A. In the verse you cited, the word guna has various meanings. Vaishnavas don’t usually call Krishna “saguna Brahman,” but when they do, they don’t mean that God has material qualities, but rather spiritual qualities. This verse uses neither the word guna or brahma, but upadhi and atma, which although parallel concepts, are not necessarily identical. The verse must be interpreted in light of the entire siddhanta of Mahaprabhu.

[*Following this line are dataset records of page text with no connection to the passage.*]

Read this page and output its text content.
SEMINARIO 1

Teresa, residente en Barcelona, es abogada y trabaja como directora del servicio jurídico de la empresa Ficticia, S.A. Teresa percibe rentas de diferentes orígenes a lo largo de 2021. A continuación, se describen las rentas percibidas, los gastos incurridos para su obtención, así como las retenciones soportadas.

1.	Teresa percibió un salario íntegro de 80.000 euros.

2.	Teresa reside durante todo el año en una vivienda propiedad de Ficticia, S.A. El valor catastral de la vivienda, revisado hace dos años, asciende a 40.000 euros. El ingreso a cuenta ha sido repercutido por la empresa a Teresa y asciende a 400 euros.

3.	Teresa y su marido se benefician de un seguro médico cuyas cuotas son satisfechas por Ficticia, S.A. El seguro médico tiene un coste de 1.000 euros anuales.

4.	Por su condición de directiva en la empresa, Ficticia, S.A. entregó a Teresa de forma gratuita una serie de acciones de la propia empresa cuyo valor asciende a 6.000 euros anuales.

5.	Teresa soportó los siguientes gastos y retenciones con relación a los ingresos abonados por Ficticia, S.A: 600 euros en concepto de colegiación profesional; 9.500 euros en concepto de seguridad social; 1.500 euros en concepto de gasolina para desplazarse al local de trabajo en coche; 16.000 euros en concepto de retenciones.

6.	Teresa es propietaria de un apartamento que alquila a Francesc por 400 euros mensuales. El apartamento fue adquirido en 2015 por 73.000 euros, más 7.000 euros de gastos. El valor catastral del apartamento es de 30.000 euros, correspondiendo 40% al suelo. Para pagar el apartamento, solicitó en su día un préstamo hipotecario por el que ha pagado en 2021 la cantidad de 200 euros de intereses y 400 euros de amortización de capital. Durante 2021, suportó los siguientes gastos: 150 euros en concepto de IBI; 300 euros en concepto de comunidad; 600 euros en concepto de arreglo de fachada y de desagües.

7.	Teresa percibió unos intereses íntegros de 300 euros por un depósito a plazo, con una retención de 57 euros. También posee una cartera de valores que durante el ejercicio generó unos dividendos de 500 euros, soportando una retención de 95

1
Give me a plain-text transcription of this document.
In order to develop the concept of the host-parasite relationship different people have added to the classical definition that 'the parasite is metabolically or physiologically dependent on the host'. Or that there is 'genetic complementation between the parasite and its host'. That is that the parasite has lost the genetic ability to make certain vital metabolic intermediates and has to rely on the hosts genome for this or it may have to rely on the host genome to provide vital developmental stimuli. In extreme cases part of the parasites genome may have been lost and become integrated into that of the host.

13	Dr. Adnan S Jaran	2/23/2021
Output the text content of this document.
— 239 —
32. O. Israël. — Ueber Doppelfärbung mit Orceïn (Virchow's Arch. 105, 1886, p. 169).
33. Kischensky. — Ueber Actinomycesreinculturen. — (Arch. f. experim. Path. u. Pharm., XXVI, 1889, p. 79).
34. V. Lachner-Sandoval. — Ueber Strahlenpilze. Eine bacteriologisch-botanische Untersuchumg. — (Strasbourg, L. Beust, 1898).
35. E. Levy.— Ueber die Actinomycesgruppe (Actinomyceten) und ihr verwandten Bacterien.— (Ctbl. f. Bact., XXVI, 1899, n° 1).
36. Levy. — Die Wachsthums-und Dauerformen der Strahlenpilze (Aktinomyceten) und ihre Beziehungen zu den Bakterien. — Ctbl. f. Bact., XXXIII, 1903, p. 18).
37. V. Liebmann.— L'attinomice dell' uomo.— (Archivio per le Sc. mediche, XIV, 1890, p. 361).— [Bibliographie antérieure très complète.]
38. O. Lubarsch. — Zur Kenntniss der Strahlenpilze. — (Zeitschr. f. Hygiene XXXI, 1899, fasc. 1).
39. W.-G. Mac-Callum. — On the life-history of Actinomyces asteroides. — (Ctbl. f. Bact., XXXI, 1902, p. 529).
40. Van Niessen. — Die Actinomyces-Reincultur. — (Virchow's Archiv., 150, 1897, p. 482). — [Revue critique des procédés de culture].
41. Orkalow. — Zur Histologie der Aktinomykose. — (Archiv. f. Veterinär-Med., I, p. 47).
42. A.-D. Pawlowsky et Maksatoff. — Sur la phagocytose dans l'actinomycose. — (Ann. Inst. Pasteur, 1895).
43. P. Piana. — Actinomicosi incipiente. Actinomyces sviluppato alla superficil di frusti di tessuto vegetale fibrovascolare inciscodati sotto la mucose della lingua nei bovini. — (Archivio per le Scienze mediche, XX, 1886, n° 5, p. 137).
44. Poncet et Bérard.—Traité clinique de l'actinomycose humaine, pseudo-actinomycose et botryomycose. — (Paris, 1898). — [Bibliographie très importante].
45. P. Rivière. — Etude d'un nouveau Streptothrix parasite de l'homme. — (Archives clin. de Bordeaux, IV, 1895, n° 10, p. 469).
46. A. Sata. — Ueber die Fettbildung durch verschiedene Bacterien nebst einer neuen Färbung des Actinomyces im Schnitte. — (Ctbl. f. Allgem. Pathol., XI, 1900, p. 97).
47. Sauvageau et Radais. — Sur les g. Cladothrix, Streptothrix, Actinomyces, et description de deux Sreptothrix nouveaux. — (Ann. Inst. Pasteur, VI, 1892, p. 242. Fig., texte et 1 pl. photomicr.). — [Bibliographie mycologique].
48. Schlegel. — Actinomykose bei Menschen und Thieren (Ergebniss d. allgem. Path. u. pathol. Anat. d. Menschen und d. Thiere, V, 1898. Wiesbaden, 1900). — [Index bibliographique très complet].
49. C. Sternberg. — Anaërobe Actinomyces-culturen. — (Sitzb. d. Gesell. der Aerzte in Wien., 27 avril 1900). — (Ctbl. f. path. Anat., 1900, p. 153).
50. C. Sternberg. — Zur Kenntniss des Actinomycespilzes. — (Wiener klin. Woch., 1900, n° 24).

Read on in the scripture of Gaudiya Vaisnavism. Over and over again it is stressed in all of the biographies of Mahaprabhu and in all of the books of his followers that the jiva is an eternal unit of consciousness and that the plurality of souls in this world are not merely a result of Brahman being influenced by material nature. According to Gaudiya Vedanta, the world is a transformation of the sakti (maya sakti) of Brahman interacting with another of Brahman’s saktis (jiva sakti). Previously I cited evidence from Padma Purana regarding the saktis of God in relation to the Gaudiya understanding of the Gita (jiva bhuta maha baho yayedam dharyate jagat). In spite of this and the thousands of statements regarding the nature of jiva in Gaudiya literature, its Vedantic basis of sakti parinam vada as opposed to Sankara’s vivartavada, you continue to want to think that Mahaprabhu’s teaching supports the idea that the jiva is actually Brahman in every respect, a Brahman under the influence of material nature appearing as many souls. Mahaprabhu taught that the jiva and material nature are Brahman in the sense that they are saktis of Brahman and thus one with Brahman and different from Brahman simultaneously (acintya bhedabheda).
You are following the philosophy of Adwaita Vedanta whose conclusions are not the same as those of Mahaprabhu’s followers. I suggested that you read Tattva-sandarbha if you are truly interested in understanding the Vedanta of the followers of Mahaprabhu. Read his followers’ commentaries on the Gita as well. According to Vaisnava commentaries, the Gita speaks (beginning with 2.12) of a plurality of eternal souls:
“Never was there a time when I did not exist, nor you, nor all these kings; nor in the future shall any of us cease to be.”
According to the Vaisnava commentaries, Gita verses seeming to speak of singularity speak of a singular class of souls. Not only Gaudiya Vaisnavas, but all Vaisnavas understand the scripture to be speaking of an eternal plurality of souls, whose individuality is not merely a product of association with material nature. Read the Gita commentaries of Madhva, Ramanuja and others. Your opinions drawn from the Gita are different from those of the followers of Mahaprabhu and all other Vaisnava acharyas.